Ramjee Prasad, Life Fellow IEEE, Fellow IET, IETE, and WWRF, is a Professor of Future Technologies for Business Ecosystem Innovation (FT4BI) in the Department of Business Development and Technology, Aarhus University, Herning, Denmark. He is the Founder President of the CTIF Global Capsule (CGC) and Founder Chairman of the Global ICT Standardisation Forum for India.

He has been honoured by the University of Rome “Tor Vergata”, Italy as a Distinguished Professor of the Department of Clinical Sciences and Translational Medicine. He is Honorary Professor of University of Cape Town, South Africa, and University of KwaZulu-Natal, South Africa.

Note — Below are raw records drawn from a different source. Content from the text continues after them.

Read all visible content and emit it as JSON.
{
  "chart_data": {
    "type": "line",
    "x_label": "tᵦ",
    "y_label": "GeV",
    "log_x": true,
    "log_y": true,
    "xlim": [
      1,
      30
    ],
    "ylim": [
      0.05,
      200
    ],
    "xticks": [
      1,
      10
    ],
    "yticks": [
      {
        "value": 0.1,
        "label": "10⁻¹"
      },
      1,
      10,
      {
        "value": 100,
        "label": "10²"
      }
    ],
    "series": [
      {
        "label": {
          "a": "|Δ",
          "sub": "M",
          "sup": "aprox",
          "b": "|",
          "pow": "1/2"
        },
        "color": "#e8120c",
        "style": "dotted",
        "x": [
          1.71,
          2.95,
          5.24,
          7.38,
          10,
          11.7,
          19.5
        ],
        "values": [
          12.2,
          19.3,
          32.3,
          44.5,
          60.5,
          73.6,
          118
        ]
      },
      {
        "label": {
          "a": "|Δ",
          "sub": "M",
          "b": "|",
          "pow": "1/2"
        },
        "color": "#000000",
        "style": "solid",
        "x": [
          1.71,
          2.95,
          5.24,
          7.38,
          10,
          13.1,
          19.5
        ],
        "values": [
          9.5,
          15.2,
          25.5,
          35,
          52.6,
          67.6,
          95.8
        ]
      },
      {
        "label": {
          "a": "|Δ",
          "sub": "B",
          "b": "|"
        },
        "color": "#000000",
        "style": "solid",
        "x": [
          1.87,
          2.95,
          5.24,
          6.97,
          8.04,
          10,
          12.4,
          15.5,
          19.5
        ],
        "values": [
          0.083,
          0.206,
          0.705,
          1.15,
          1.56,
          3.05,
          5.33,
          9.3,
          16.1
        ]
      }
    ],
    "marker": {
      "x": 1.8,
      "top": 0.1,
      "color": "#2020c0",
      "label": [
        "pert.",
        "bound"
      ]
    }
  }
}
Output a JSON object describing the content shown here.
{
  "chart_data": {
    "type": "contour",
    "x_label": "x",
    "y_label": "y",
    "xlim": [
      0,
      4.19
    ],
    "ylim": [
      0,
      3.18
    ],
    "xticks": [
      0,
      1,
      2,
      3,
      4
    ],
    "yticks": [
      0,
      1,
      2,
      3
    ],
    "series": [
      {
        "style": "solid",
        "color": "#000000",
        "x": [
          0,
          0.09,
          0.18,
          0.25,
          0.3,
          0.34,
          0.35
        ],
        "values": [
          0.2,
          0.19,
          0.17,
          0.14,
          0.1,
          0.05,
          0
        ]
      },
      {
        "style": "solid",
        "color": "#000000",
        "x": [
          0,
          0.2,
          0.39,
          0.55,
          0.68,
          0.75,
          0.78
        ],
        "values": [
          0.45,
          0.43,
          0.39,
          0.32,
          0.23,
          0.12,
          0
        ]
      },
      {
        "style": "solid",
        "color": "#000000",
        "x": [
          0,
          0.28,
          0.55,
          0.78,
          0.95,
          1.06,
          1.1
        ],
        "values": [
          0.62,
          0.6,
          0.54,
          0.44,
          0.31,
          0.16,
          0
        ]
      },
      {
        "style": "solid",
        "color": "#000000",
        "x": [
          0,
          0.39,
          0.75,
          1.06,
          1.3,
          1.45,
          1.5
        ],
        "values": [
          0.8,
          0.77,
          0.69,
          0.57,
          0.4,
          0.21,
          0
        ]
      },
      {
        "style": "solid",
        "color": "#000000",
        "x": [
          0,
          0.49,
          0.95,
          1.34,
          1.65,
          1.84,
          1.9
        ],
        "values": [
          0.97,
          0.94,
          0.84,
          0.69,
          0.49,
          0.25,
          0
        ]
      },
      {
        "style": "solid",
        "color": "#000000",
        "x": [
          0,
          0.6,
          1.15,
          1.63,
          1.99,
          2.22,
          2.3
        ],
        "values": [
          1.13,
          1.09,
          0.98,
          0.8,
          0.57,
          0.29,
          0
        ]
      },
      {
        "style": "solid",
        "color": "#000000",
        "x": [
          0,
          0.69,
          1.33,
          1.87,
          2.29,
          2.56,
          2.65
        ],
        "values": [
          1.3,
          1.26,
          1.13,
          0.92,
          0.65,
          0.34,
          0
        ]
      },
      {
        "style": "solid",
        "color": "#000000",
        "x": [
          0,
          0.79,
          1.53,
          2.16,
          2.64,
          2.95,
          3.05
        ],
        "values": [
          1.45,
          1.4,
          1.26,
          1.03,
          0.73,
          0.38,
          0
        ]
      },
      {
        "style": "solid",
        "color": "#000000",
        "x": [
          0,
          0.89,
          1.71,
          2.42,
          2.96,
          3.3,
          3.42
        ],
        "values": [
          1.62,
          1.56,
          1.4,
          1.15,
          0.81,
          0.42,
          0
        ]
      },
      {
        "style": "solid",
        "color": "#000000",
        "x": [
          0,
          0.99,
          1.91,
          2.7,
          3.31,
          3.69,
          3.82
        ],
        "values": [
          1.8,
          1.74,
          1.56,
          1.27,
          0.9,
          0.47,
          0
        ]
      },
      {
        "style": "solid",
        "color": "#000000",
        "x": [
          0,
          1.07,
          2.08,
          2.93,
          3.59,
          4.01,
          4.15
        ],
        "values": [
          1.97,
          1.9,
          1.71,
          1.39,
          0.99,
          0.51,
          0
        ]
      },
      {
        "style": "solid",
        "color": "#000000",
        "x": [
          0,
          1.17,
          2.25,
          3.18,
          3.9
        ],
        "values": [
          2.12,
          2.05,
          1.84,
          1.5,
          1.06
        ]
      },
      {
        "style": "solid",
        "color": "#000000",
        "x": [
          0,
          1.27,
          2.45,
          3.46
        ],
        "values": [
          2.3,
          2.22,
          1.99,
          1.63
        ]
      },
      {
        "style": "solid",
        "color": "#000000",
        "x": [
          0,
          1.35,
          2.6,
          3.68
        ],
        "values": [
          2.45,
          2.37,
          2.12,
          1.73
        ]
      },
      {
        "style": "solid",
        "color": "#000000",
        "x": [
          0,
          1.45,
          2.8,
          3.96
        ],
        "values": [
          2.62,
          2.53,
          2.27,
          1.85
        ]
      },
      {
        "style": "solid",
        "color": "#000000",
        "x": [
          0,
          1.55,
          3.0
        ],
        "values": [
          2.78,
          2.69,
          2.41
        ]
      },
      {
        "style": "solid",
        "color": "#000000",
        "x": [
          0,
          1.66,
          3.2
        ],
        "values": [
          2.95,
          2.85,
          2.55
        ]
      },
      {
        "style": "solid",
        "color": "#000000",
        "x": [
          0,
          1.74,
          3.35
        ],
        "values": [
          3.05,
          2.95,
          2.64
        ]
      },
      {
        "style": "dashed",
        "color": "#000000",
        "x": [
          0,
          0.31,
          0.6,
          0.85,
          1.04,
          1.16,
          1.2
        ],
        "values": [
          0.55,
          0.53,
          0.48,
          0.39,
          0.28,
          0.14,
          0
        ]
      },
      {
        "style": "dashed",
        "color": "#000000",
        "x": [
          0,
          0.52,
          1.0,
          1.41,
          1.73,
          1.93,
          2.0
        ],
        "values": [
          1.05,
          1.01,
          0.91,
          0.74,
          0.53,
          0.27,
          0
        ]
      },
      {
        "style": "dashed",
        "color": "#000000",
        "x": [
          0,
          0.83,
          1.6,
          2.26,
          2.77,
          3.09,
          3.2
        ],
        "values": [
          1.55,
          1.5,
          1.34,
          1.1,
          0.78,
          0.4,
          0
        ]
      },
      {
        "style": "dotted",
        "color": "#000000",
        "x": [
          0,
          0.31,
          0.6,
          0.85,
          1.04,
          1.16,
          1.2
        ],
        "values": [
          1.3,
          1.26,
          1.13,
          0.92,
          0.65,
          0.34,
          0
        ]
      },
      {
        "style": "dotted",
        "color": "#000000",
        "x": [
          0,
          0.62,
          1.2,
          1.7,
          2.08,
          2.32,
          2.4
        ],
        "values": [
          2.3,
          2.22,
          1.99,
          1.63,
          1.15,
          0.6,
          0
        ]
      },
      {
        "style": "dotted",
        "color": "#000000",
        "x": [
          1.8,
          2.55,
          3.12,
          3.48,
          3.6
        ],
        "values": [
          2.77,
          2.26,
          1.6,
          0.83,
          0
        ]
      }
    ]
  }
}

He has received Ridderkorset af Dannebrogordenen (Knight of the Dannebrog).

He has received several international awards such as: IEEE Communications Society Wireless Communications Technical Committee Recognition Award.

He has published more than 50 books, 1000 plus journal and conference publications, more than 15 patents, over 145 PhD Graduates. Several of his students are today worldwide telecommunication leaders themselves.